Saturday, September 23, 2017

September 23, 1944: FDR defends "my little dog, Fala"

Fala and FDR at the Franklin Delano Roosevelt Memorial in Washington

Every month produced its share of headlines during World War II, and September 1944 certainly was no exception. The Allies liberated Brussels and Antwerp that month. Germany lobbed a V2 rocket at London. The Battle of Peleliu, which would drag on for more than two months amid tremendous carnage, began. The Allies launched the ill-fated Operation Market Garden, the largest airborne assault in history.

September 1944 also is remembered for another, more lighthearted, reason. It was on Sept. 23 of that year that President Roosevelt delivered a speech in which he defended his Scottish Terrier, Fala.

Republicans were claiming that Roosevelt, having left Fala behind during a visit to the Aleutian Islands, sent the Navy to retrieve him. The story was false, but it gained enough traction to become a distraction during the 1944 presidential campaign, so Roosevelt took it on in his so-called Fala Speech, as shown below. 
These Republican leaders have not been content with attacks on me, or my wife, or on my sons. No, not content with that, they now include my little dog, Fala.

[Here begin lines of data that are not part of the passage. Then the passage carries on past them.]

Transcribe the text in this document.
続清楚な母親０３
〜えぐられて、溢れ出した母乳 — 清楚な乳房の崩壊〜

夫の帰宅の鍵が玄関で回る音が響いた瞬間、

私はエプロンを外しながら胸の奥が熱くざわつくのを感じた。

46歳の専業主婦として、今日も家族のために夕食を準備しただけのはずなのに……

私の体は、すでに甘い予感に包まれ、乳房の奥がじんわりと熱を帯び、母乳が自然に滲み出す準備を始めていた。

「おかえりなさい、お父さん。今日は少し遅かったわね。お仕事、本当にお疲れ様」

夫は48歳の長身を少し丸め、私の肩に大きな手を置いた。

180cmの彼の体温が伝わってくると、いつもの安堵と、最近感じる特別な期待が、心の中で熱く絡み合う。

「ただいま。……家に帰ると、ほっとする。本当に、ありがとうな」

Well, of course, I don’t resent attacks, and my family doesn’t resent attacks, but Fala does resent them.

You know, Fala is Scotch, and being a Scottie, as soon as he learned that the Republican fiction writers in Congress and out had concocted a story that I had left him behind on the Aleutian Islands and had sent a destroyer back to find him — at a cost to the taxpayers of two or three or eight or twenty million dollars — his Scotch soul was furious.

He has not been the same dog since.

I am accustomed to hearing malicious falsehoods about myself — such as that old, worm-eaten chestnut that I have represented myself as indispensable. But I think I have a right to resent, to object, to libelous statements about my dog.